What do we know about the proposal?
Senator Vincent J. Hughs and state representative James Roebuck are sponsoring the bills in the House and Senate, respectively.
The “Pennsylvania Promise” has been compared to similar New York legislation and expects to expand access and affordability at Pennsylvania’s community colleges, state-owned schools and state-related universities.
The program would be administered by the Pennsylvania Higher Education Assistance Agency, or “PHEAA.”
The new legislation could underwrite two years of tuition and fees for recent high school graduates who attend one of the 14 community colleges. Students with a family income of $110,000 or less per year could be eligible for four years of tuition and fees at a state-owned or state-related university. Similarly, students with a family income at $48,000 or less would also be eligible for assistance with costs concerning room and board.

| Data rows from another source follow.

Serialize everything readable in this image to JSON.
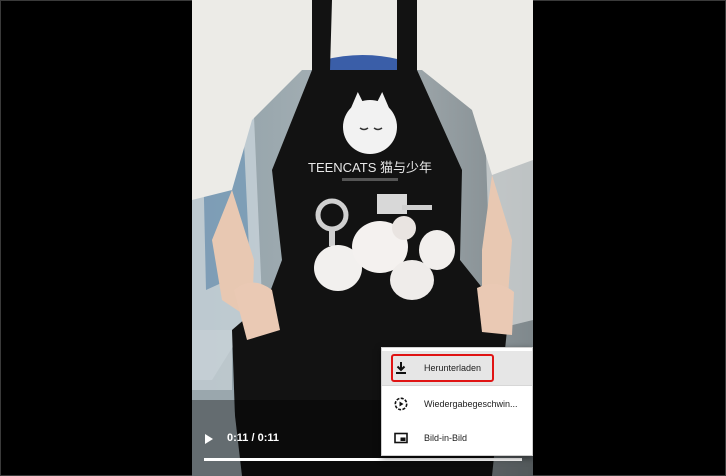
{
  "player": {
    "time_display": "0:11 / 0:11",
    "progress": 1.0,
    "play_icon": "play-icon"
  },
  "video_content": {
    "apron_brand": "TEENCATS",
    "apron_brand_cn": "猫与少年"
  },
  "context_menu": {
    "items": [
      {
        "label": "Herunterladen",
        "icon": "download-icon"
      },
      {
        "label": "Wiedergabegeschwin...",
        "icon": "playback-speed-icon"
      },
      {
        "label": "Bild-in-Bild",
        "icon": "picture-in-picture-icon"
      }
    ]
  },
  "colors": {
    "highlight": "#e01414",
    "menu_bg": "#ffffff",
    "page_bg": "#000000"
  }
}
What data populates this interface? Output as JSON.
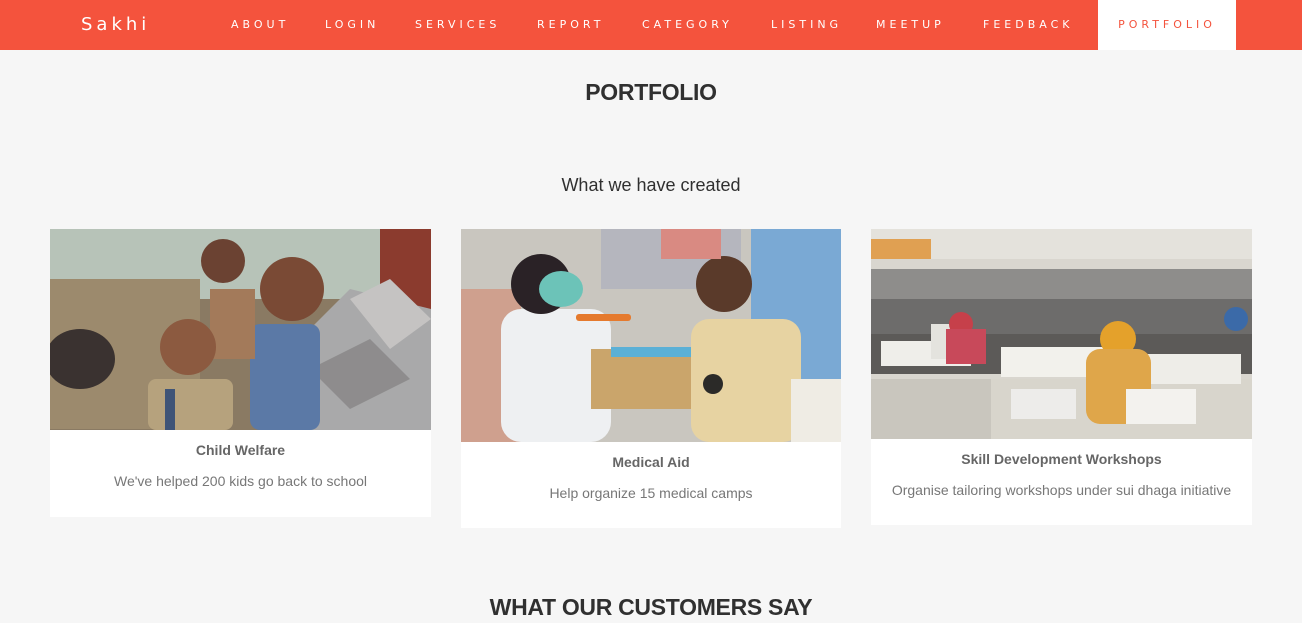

Lawmakers on both sides of the aisles are at least talking about the proposal
Kenneth Mash, who serves as the president of the Association of Pennsylvania State College and University Faculties, defended the move, saying that it would help officials dealing with rising costs and declining enrollment. According to a statement with The Morning Call, he explained that he wants the move to get people talking about making college more affordable in Pennsylvania:
“We have a real crisis of affordability in Pennsylvania. I’m not Pollyannaish. I don’t think this is going to happen tomorrow or in this budget but if we don’t start the conversation nothing will change.”
In addition, he said that lawmakers on both sides of the spectrum have shown interest in at least talking about the proposal, which could an estimated $1 billion a year.